Clustering. We examined Slingshot’s robustness to the choice of clustering method by performing hierarchical clustering, k-means clustering, and Gaussian mixture modeling (GMM), to obtain K=3 to 10 clusters on the three-dimensional representation of each simulated dataset obtained by PCA. Fixing the dimensionality reduction technique allows us to focus on the effects of the clustering method for the dimensionality reduction technique used. In order to alleviate the potential impact of outliers, whenever any method identified a cluster consisting of 4 cells or fewer, that cluster was removed and the method was re-run on the remaining cells.
For the purpose of comparing Slingshot with other lineage inference methods, we again used the top three principal components and set the clustering technique to be the Gaussian mixture model which minimizes the Bayesian information criterion (BIC).
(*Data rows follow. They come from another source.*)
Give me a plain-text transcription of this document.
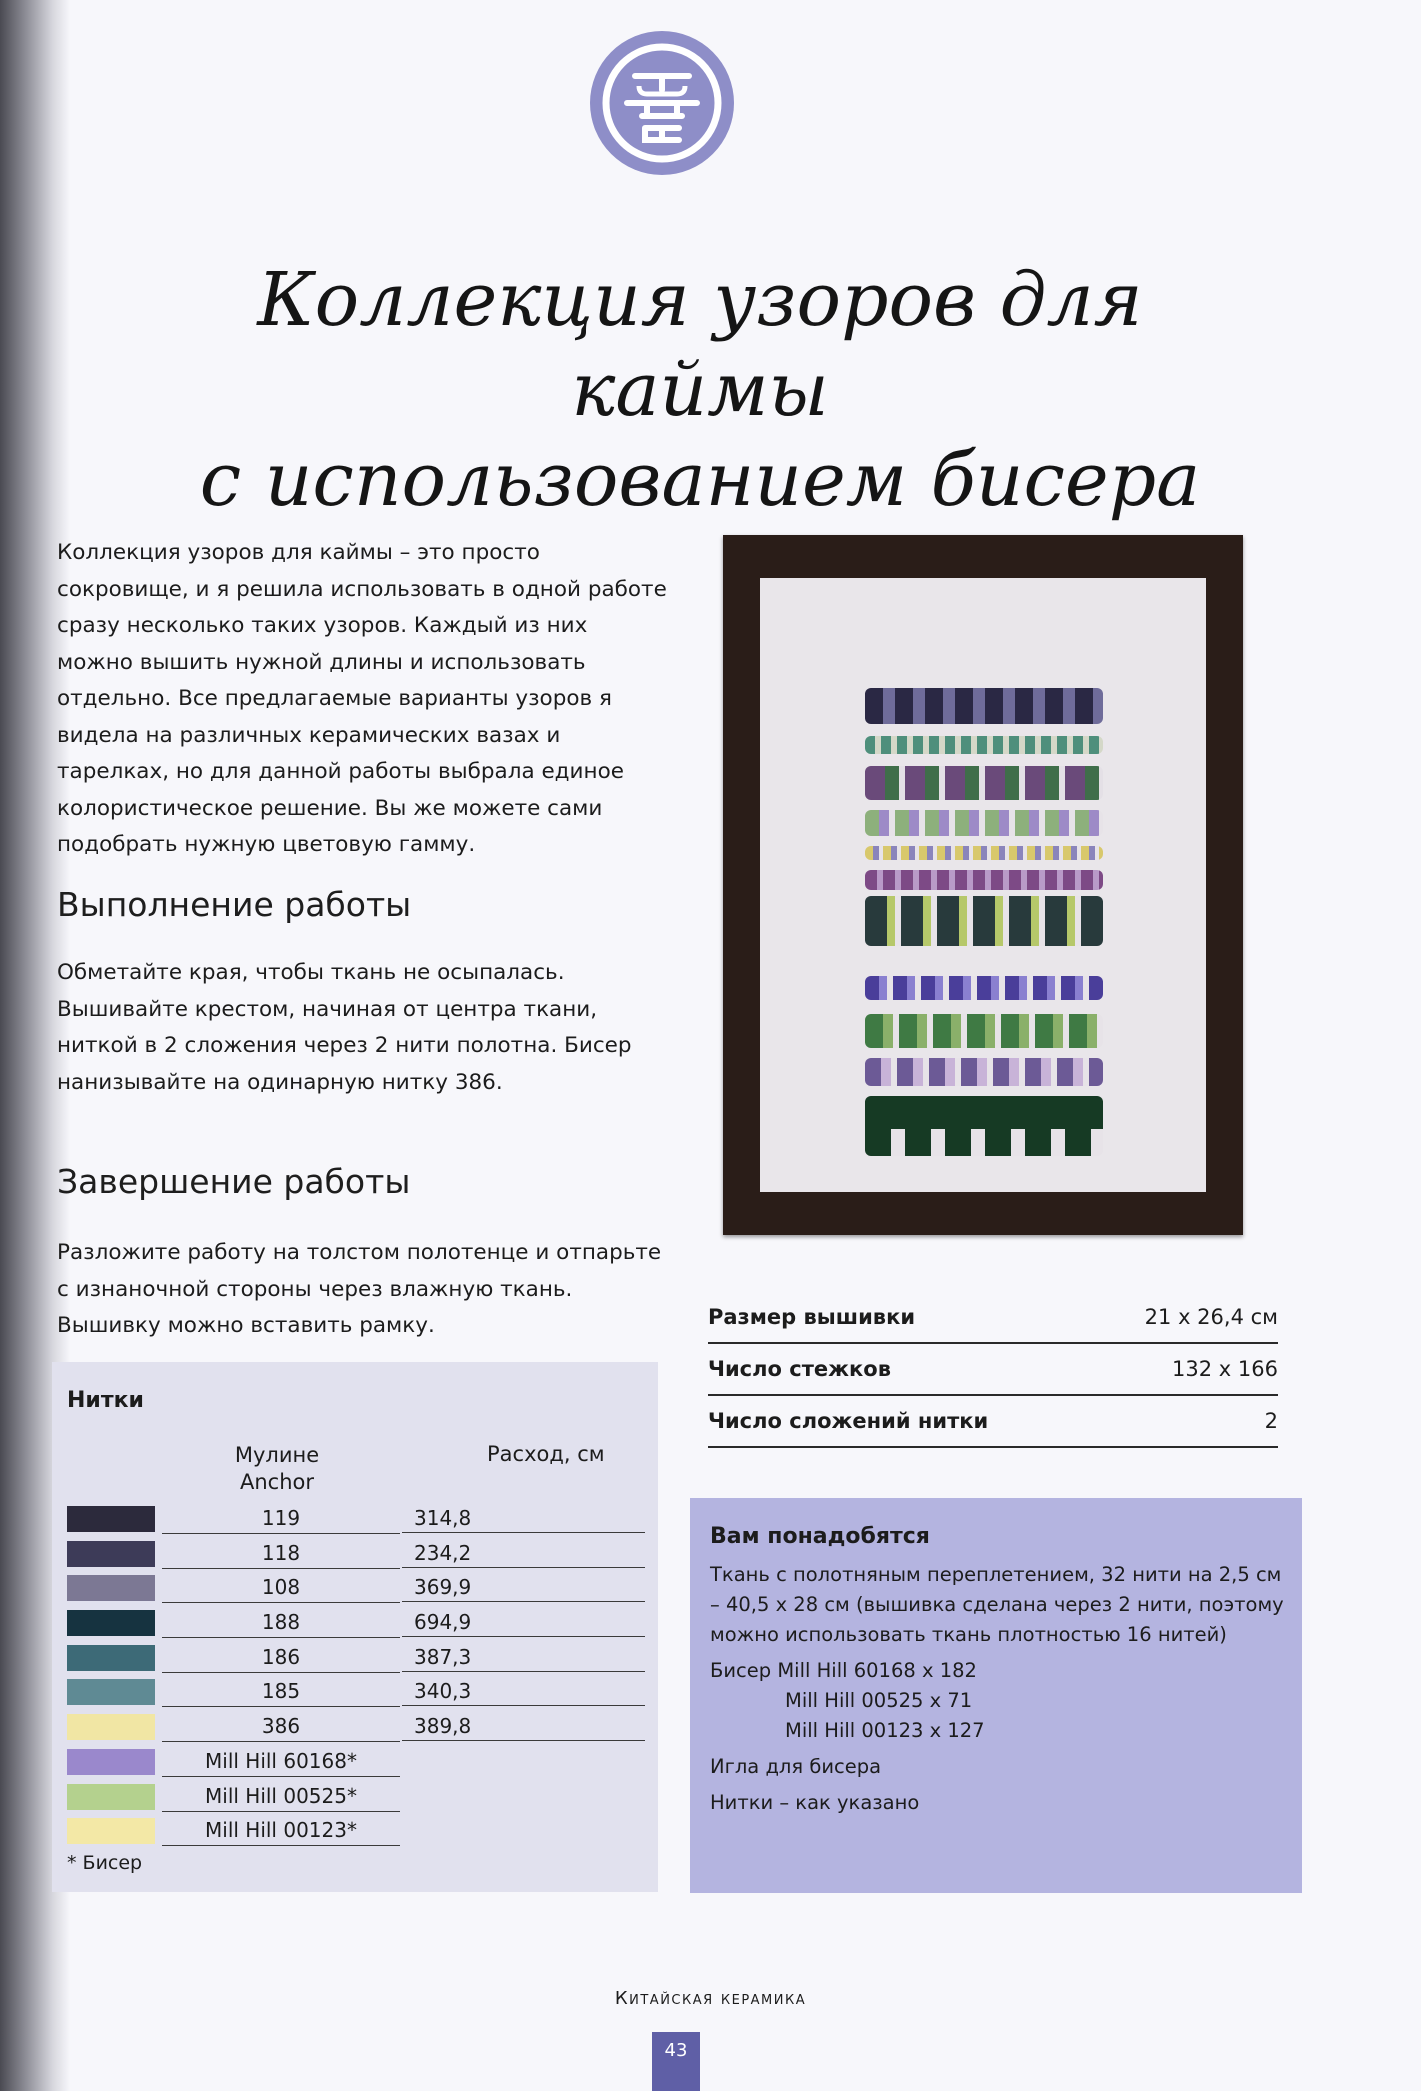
Коллекция узоров для каймы
с использованием бисера

Коллекция узоров для каймы – это просто сокровище, и я решила использовать в одной работе сразу несколько таких узоров. Каждый из них можно вышить нужной длины и использовать отдельно. Все предлагаемые варианты узоров я видела на различных керамических вазах и тарелках, но для данной работы выбрала единое колористическое решение. Вы же можете сами подобрать нужную цветовую гамму.

Выполнение работы

Обметайте края, чтобы ткань не осыпалась. Вышивайте крестом, начиная от центра ткани, ниткой в 2 сложения через 2 нити полотна. Бисер нанизывайте на одинарную нитку 386.

Завершение работы

Разложите работу на толстом полотенце и отпарьте с изнаночной стороны через влажную ткань. Вышивку можно вставить рамку.	Размер вышивки	21 х 26,4 см
Число стежков	132 х 166
Число сложений нитки	2
Нитки
Мулине Anchor
Расход, см
119	314,8
118	234,2
108	369,9
188	694,9
186	387,3
185	340,3
386	389,8
Mill Hill 60168*
Mill Hill 00525*
Mill Hill 00123*
* Бисер
Вам понадобятся

Ткань с полотняным переплетением, 32 нити на 2,5 см – 40,5 х 28 см (вышивка сделана через 2 нити, поэтому можно использовать ткань плотностью 16 нитей)

Бисер Mill Hill 60168 х 182

Mill Hill 00525 х 71

Mill Hill 00123 х 127

Игла для бисера

Нитки – как указано

Китайская керамика
43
This is the default behavior of the mclust R package [32] and similar to the approach taken by TSCAN, which uses a variable number of principal components inferred from the data.
Evaluation. Methods were evaluated according to the agreement between inferred and true pseudotime variables for each lineage, as measured by the Kendall rank correlation coefficient. The Kendall rank correlation coefficient assesses the ordinal association between inferred pseudotimes and true pseudotimes, making it more robust to outliers and non-linearity than the Pearson correlation coefficient. We use a slight variant of this measure designed to reflect errors in the assignment of cells to lineages. Defining \(\mathcal {S}_{0}\) as the set of cells along a true lineage and \(\mathcal {S}_{1}\) as the set of cells along an inferred lineage, we calculate:
$$ \tau \equiv \frac{(\text{\# of concordant pairs})-(\text{\# of discordant pairs})}{{|\mathcal{S}_{0} \cup \mathcal{S}_{1}| \choose 2}}, $$
(5)
where concordant and discordant pairs are defined strictly, not allowing for ties. Hence, only cells belonging to both the true and inferred lineages (i.e., in \(\mathcal {S}_{0} \cap \mathcal {S}_{1}\)) contribute to the numerator. Cells which are along the true lineage (i.e., elements of \(\mathcal {S}_{0}\)) and not assigned a pseudotime by the inferred lineage (not in \(\mathcal {S}_{1}\)) will only contribute to the denominator, bringing τ closer to 0. Similarly for extraneous cells which are included in \(\mathcal {S}_{1}\) but not in \(\mathcal {S}_{0}\).
For each true lineage, we take the maximum τ over all inferred lineages and average these values within a single dataset. This produces a bias in favor of methods that identify many, potentially spurious lineages, as there will be more values over which to take the maximum. We do not correct for this bias, but simply note that Monocle 2 and DPT-Full are the methods which seem to benefit the most from it.